麵對夏老夫人的質問,夏夫人一言不發,就命人把賬簿端出來著。上麵明明白白地記著,這一月以來,除了一家子正常的開支外,大房額外支出多少,二房額外支出多少,老夫人房裡又額外支出多少。
算來算去,大房的額外支出竟然是老夫人和二房加起來的五倍還要多。特彆是江氏的,今日吃燕窩,明日吃魚翅,後日又要吃的海參,都是開的小灶,還不算各式各樣的高檔零嘴,幾乎是隻有想不到的,沒有吃不到的。一筆筆都在那裡記著呢。
王氏的臉色頓時變得難看:“咱們這房人口多,隻有要進來的,沒有嫁出去的。自然多用些,瑞諸媳婦兒懷著身孕,為夏家傳宗接代,肯定要吃些好的。這樣記著,記給誰看呢?”她句句都戳著夏夫人兒子沒她多,沒她有功勞。

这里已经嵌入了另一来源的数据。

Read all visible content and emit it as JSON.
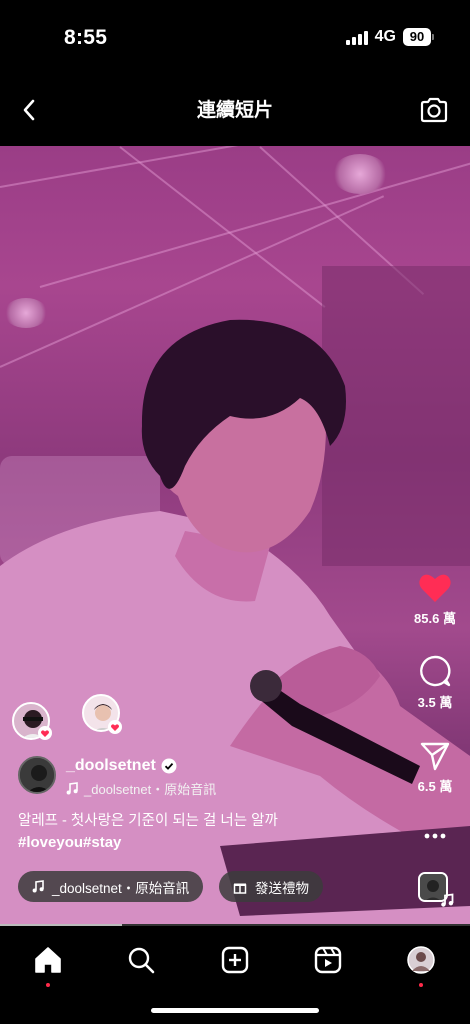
{
  "status_bar": {
    "time": "8:55",
    "network": "4G",
    "battery": "90"
  },
  "header": {
    "title": "連續短片"
  },
  "actions": {
    "likes": "85.6 萬",
    "comments": "3.5 萬",
    "shares": "6.5 萬"
  },
  "post": {
    "username": "_doolsetnet",
    "audio_label": "_doolsetnet・原始音訊",
    "caption_line1": "알레프 - 첫사랑은 기준이 되는 걸 너는 알까",
    "caption_tags": "#loveyou#stay"
  },
  "chips": {
    "audio": "_doolsetnet・原始音訊",
    "gift": "發送禮物"
  },
  "progress": {
    "fraction": 0.26
  },
  "colors": {
    "accent_red": "#ff2a4a",
    "like_red": "#ff2d55",
    "background": "#000000",
    "tint": "#a8468f"
  },
  "icons": {
    "back": "chevron-left-icon",
    "camera": "camera-icon",
    "like": "heart-icon",
    "comment": "comment-icon",
    "share": "paper-plane-icon",
    "more": "more-dots-icon",
    "home": "home-icon",
    "search": "search-icon",
    "create": "plus-square-icon",
    "reels": "reels-icon",
    "profile": "profile-avatar-icon"
  }
}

夏夫人沒理她,輕聲細氣的說:“娘,媳婦也不想讓大家過緊日子,可這一年來,生意不好做,家中又逢大事,若是不省著點兒,隻怕辦事的錢都沒有,不得不劃一條線在那兒,並不是要為難誰。”
老夫人還沒答話呢,王氏就一嗓子吼過去:“什麼生意不好做?前兒晚上我還看見崔元帶著人拉了整整兩大車銀子回來。什麼大事?不就是嫁女兒嗎?誰家沒嫁過女兒?你嫁女兒,卻要我們勒緊褲腰帶陪著你們受窮!沒那個本事,充什麼門麵?好好的鋪子不留給自家子侄,偏要拿去補貼外人,難不成要一家子喝西北風去?”

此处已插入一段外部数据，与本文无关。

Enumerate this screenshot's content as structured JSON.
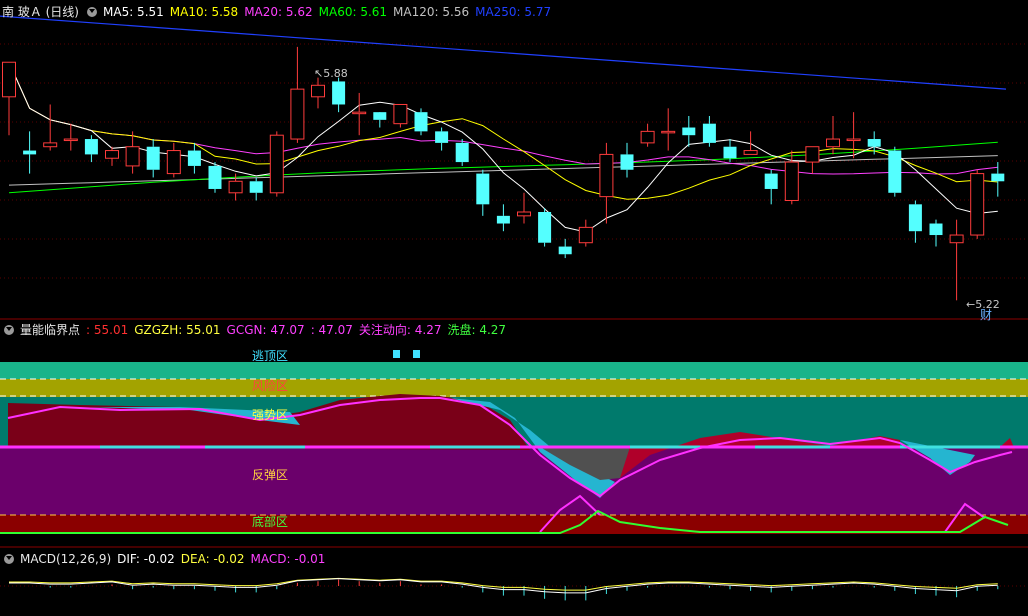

老夫人聽了,覺得太不像話,皺起眉頭要說話,王氏還沒說完呢,手指敲打著賬簿:“我是不識字的,你做的賬簿還不是想怎麼記就怎麼記,想怎麼蒙人就怎麼蒙人。為何隻有我們家吃用的,沒有你們吃用的?這麼多的銀子,難道都是我們用的?虧空?虧空也是你不會當家!”
夏夫人心平氣和地道:“大嫂說這話,我就不得不問一句了,我們用了什麼沒有記上去?”